The survey — titled “Perception Towards Covid-19 Vaccine” — showed that 32 per cent of those polled between 18 and 30 were either unsure or had no intention to get vaccinated.
The survey said that older people who are more at risk were more likely to experience strong encouragement to get vaccinated from their circle of family and friends, while youths were less likely to get cues from their peer groups who had lower intentions to get vaccinated.
“A particular focus should be the youth.
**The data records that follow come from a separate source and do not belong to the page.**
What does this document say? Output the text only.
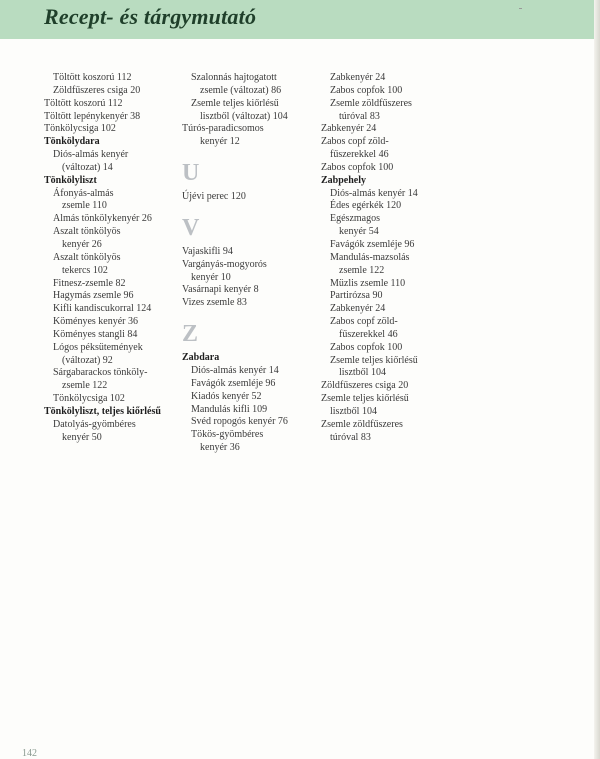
Recept- és tárgymutató
Töltött koszorú 112
Zöldfűszeres csiga 20
Töltött koszorú 112
Töltött lepénykenyér 38
Tönkölycsiga 102
Tönkölydara
Diós-almás kenyér
(változat) 14
Tönkölyliszt
Áfonyás-almás
zsemle 110
Almás tönkölykenyér 26
Aszalt tönkölyös
kenyér 26
Aszalt tönkölyös
tekercs 102
Fitnesz-zsemle 82
Hagymás zsemle 96
Kifli kandiscukorral 124
Köményes kenyér 36
Köményes stangli 84
Lógos péksütemények
(változat) 92
Sárgabarackos tönköly-
zsemle 122
Tönkölycsiga 102
Tönkölyliszt, teljes kiőrlésű
Datolyás-gyömbéres
kenyér 50
Szalonnás hajtogatott
zsemle (változat) 86
Zsemle teljes kiőrlésű
lisztből (változat) 104
Túrós-paradicsomos
kenyér 12
U
Újévi perec 120
V
Vajaskifli 94
Vargányás-mogyorós
kenyér 10
Vasárnapi kenyér 8
Vizes zsemle 83
Z
Zabdara
Diós-almás kenyér 14
Favágók zsemléje 96
Kiadós kenyér 52
Mandulás kifli 109
Svéd ropogós kenyér 76
Tökös-gyömbéres
kenyér 36
Zabkenyér 24
Zabos copfok 100
Zsemle zöldfűszeres
túróval 83
Zabkenyér 24
Zabos copf zöld-
fűszerekkel 46
Zabos copfok 100
Zabpehely
Diós-almás kenyér 14
Édes egérkék 120
Egészmagos
kenyér 54
Favágók zsemléje 96
Mandulás-mazsolás
zsemle 122
Müzlis zsemle 110
Partirózsa 90
Zabkenyér 24
Zabos copf zöld-
fűszerekkel 46
Zabos copfok 100
Zsemle teljes kiőrlésű
lisztből 104
Zöldfűszeres csiga 20
Zsemle teljes kiőrlésű
lisztből 104
Zsemle zöldfűszeres
túróval 83
142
Being less at risk for the most severe impacts of infection, the benefits are less obvious,” it said.
“Encouraging youth to accept the vaccine could have a self-reinforcing effect as social influence (eg, family, friends and peers) plays a key part in boosting vaccination intention.”
The survey showed that 60 per cent of those between the ages of 18 and 30 indicated that people who are most important to them think they should be vaccinated, as compared to 84 per cent recorded among those above 60.
The figure is also higher among women, with 77 per cent of them saying that they have received encouragement to get vaccinated, compared to men at 71 per cent.
In terms of education groups, those with tertiary education show the highest social influence value, at 79 per cent, as compared to those with diplomas and secondary or lower educations, at 69 per cent and 66 per cent respectively.
The survey also shared that there is a need to improve awareness campaigns to inform Malaysians on the individual benefits of receiving the Covid-19 vaccination to further boost vaccination intention.
“Awareness of the benefits vaccines bring for the community at large is high, but more work needs to be done to convince people across all age groups of the individual benefits of getting vaccinated and the subsequent spillover benefits into the community,” said the survey.
The survey shows there is a much higher belief in community benefits of taking the Covid-19 vaccine as compared to the individual benefits.
Among those aged between 18 and 30, 73 per cent believe in the benefits the Covid-19 vaccine has for the surrounding community, while only 64 per cent believe in its individual benefits.
The group with the least proportion of those who believed in community and individual benefits were those aged between 41 and 50, at 70 per cent and 58 per cent respectively.
Meanwhile, those above 60 showed the highest belief in the benefits of taking the Covid-19 vaccine, both to the community and to the individual, at 86 per cent and 64 per cent each.